İş ilişkisinde, işe girişte, görevlendirmede, iş şartlarının düzenlenmesinde, mesleki ve hizmet içi eğitimde, mesleki yükselmede ve işten çıkarmada ayrımcılık yasağı bulunmaktadır. Örneğin sırf hamilelik nedeniyle patron, işçi ile iş sözleşmesi yapmaktan kaçınamaz. Veyahut gebelik nedeniyle işçiyle var olan iş sözleşmesi sona erdirilemez.

İş duyurularında sadece erkeklerin işe alınacağının belirtilmesi veya bu imajı veren iş ilanları, görüşme esnasında yöneltilen sorular doğrudan veya dolaylı ayrımcılık teşkil eder. Bir işçi ilke olarak işyeri ve işle ilgisi olmayan soruları cevaplamakla yükümlü değildir. Özellikle kadın işçilere yöneltilen “kısa süre içinde evlenmek isteyip istemediklerine” ilişkin sorular, ayrımcı sorulardır.

Çalışma koşullarının uygulanmasında, başta ücret olmak üzere işyerinin yönetimine ilişkin konularda, iş sözleşmesinin türüne göre çalışanlar arasında eşit işlem borcuna aykırı uygulamalar yapamaz. Birçok devletlerarası sözleşmede de kendisine yer bulan eşit ücret ilkesine göre aynı veya eşit değerde bir iş için cinsiyet nedeniyle daha düşük ücret ödenemeyeceği kabul edilmiştir. Bu durum İş Kanunu’nun 5. maddesinin 4. fıkrasında da hüküm altına alınmıştır.
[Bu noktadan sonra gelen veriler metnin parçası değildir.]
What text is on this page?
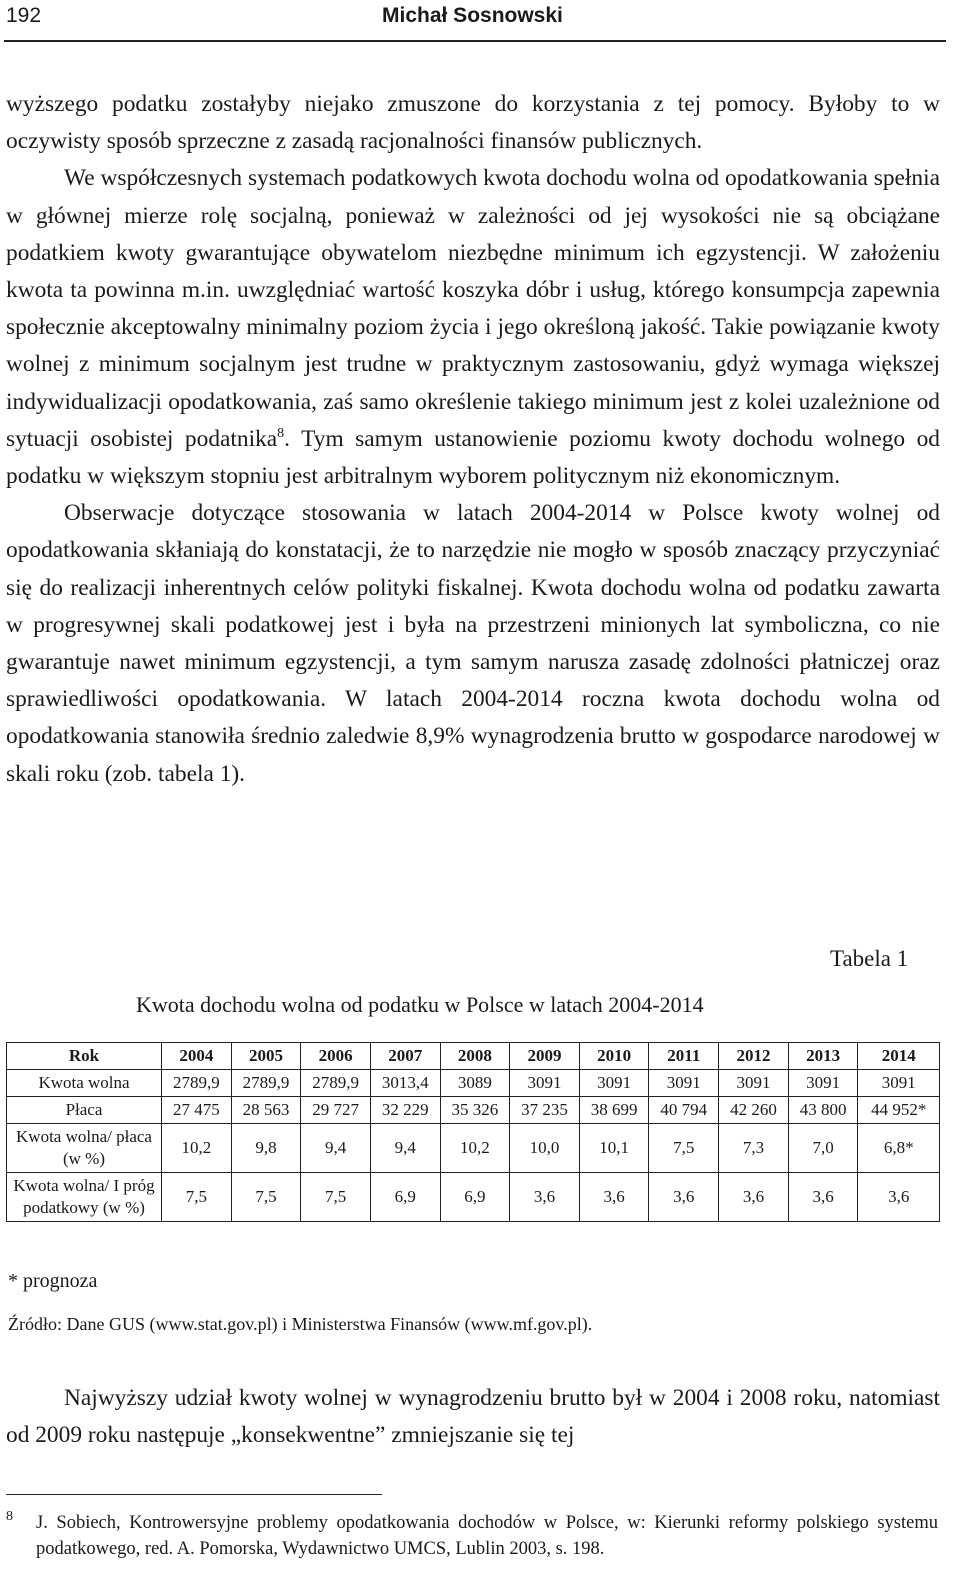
192	Michał Sosnowski

wyższego podatku zostałyby niejako zmuszone do korzystania z tej pomocy. Byłoby to w oczywisty sposób sprzeczne z zasadą racjonalności finansów publicznych.

We współczesnych systemach podatkowych kwota dochodu wolna od opodatkowania spełnia w głównej mierze rolę socjalną, ponieważ w zależności od jej wysokości nie są obciążane podatkiem kwoty gwarantujące obywatelom niezbędne minimum ich egzystencji. W założeniu kwota ta powinna m.in. uwzględniać wartość koszyka dóbr i usług, którego konsumpcja zapewnia społecznie akceptowalny minimalny poziom życia i jego określoną jakość. Takie powiązanie kwoty wolnej z minimum socjalnym jest trudne w praktycznym zastosowaniu, gdyż wymaga większej indywidualizacji opodatkowania, zaś samo określenie takiego minimum jest z kolei uzależnione od sytuacji osobistej podatnika$^8$. Tym samym ustanowienie poziomu kwoty dochodu wolnego od podatku w większym stopniu jest arbitralnym wyborem politycznym niż ekonomicznym.

Obserwacje dotyczące stosowania w latach 2004-2014 w Polsce kwoty wolnej od opodatkowania skłaniają do konstatacji, że to narzędzie nie mogło w sposób znaczący przyczyniać się do realizacji inherentnych celów polityki fiskalnej. Kwota dochodu wolna od podatku zawarta w progresywnej skali podatkowej jest i była na przestrzeni minionych lat symboliczna, co nie gwarantuje nawet minimum egzystencji, a tym samym narusza zasadę zdolności płatniczej oraz sprawiedliwości opodatkowania. W latach 2004-2014 roczna kwota dochodu wolna od opodatkowania stanowiła średnio zaledwie 8,9% wynagrodzenia brutto w gospodarce narodowej w skali roku (zob. tabela 1).

Tabela 1
Kwota dochodu wolna od podatku w Polsce w latach 2004-2014
Rok	2004	2005	2006	2007	2008	2009	2010	2011	2012	2013	2014
Kwota wolna	2789,9	2789,9	2789,9	3013,4	3089	3091	3091	3091	3091	3091	3091
Płaca	27 475	28 563	29 727	32 229	35 326	37 235	38 699	40 794	42 260	43 800	44 952*
Kwota wolna/ płaca (w %)	10,2	9,8	9,4	9,4	10,2	10,0	10,1	7,5	7,3	7,0	6,8*
Kwota wolna/ I próg podatkowy (w %)	7,5	7,5	7,5	6,9	6,9	3,6	3,6	3,6	3,6	3,6	3,6
* prognoza
Źródło: Dane GUS (www.stat.gov.pl) i Ministerstwa Finansów (www.mf.gov.pl).

Najwyższy udział kwoty wolnej w wynagrodzeniu brutto był w 2004 i 2008 roku, natomiast od 2009 roku następuje „konsekwentne” zmniejszanie się tej

8 J. Sobiech, Kontrowersyjne problemy opodatkowania dochodów w Polsce, w: Kierunki reformy polskiego systemu podatkowego, red. A. Pomorska, Wydawnictwo UMCS, Lublin 2003, s. 198.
Önemle belirtmek gerekir ki İş Kanunu’nun 24. maddesinde patronun işçiye tacizde bulunması veya işçinin işyerinde diğer işçiler yahut üçüncü kişiler tarafından cinsel tacize uğraması ve işverene bildirmesine rağmen işverence gerekli önlemlerin alınmaması durumunda işçinin haklı nedenle iş sözleşmesini feshedebileceği öngörülmüştür. Ayrıca cinsel taciz anlamına gelecek eylemlerde bulunmadan örneğin kadın işçiye sürekli bir yemek yeme davetinin yapılması da mobbinge girecek olup iş sözleşmesi haklı nedenle feshedilebilir.

Ayrımcılık yasağına aykırı eylemlerin var olması durumunda işçi, dört aya kadar ücret tutarındaki uygun tazminattan başka yoksun bırakıldığı haklarını da talep edebilecektir. Önemle belirtmek gerekir ki ayrımcılık uygulandığını işçinin ispat etmesi gerekmektedir. Ancak işçi bir ihlalin varlığı ihtimalini güçlü bir biçimde gösteren bir durumu ortaya koyduğunda patronun böyle bir durum olmadığını ispatlaması gerekir. Ayrımcılığa maruz kalanların maddi ve manevi tazminat davası açmasının önünde de hiçbir engel bulunmamaktadır.

Son olarak belirtmek gerekir ki TCK’nın 122. maddesi “nefret ve ayrımcılık” başlığı altında düzenlenmiş olup cinsiyet kimliği ya da cinsel yönelim farklılığından kaynaklanan nefret nedeniyle bir kişinin olağan bir ekonomik etkinlikte bulunmasını engelleyen kimsenin bir yıldan üç yıla kadar hapis cezası ile cezalandırılacağını hüküm altına almıştır. Cinsiyet ayrımcılığına maruz kalan bir kadın dilerse ilgili kişiler hakkında suç duyurusunda da bulunabilir.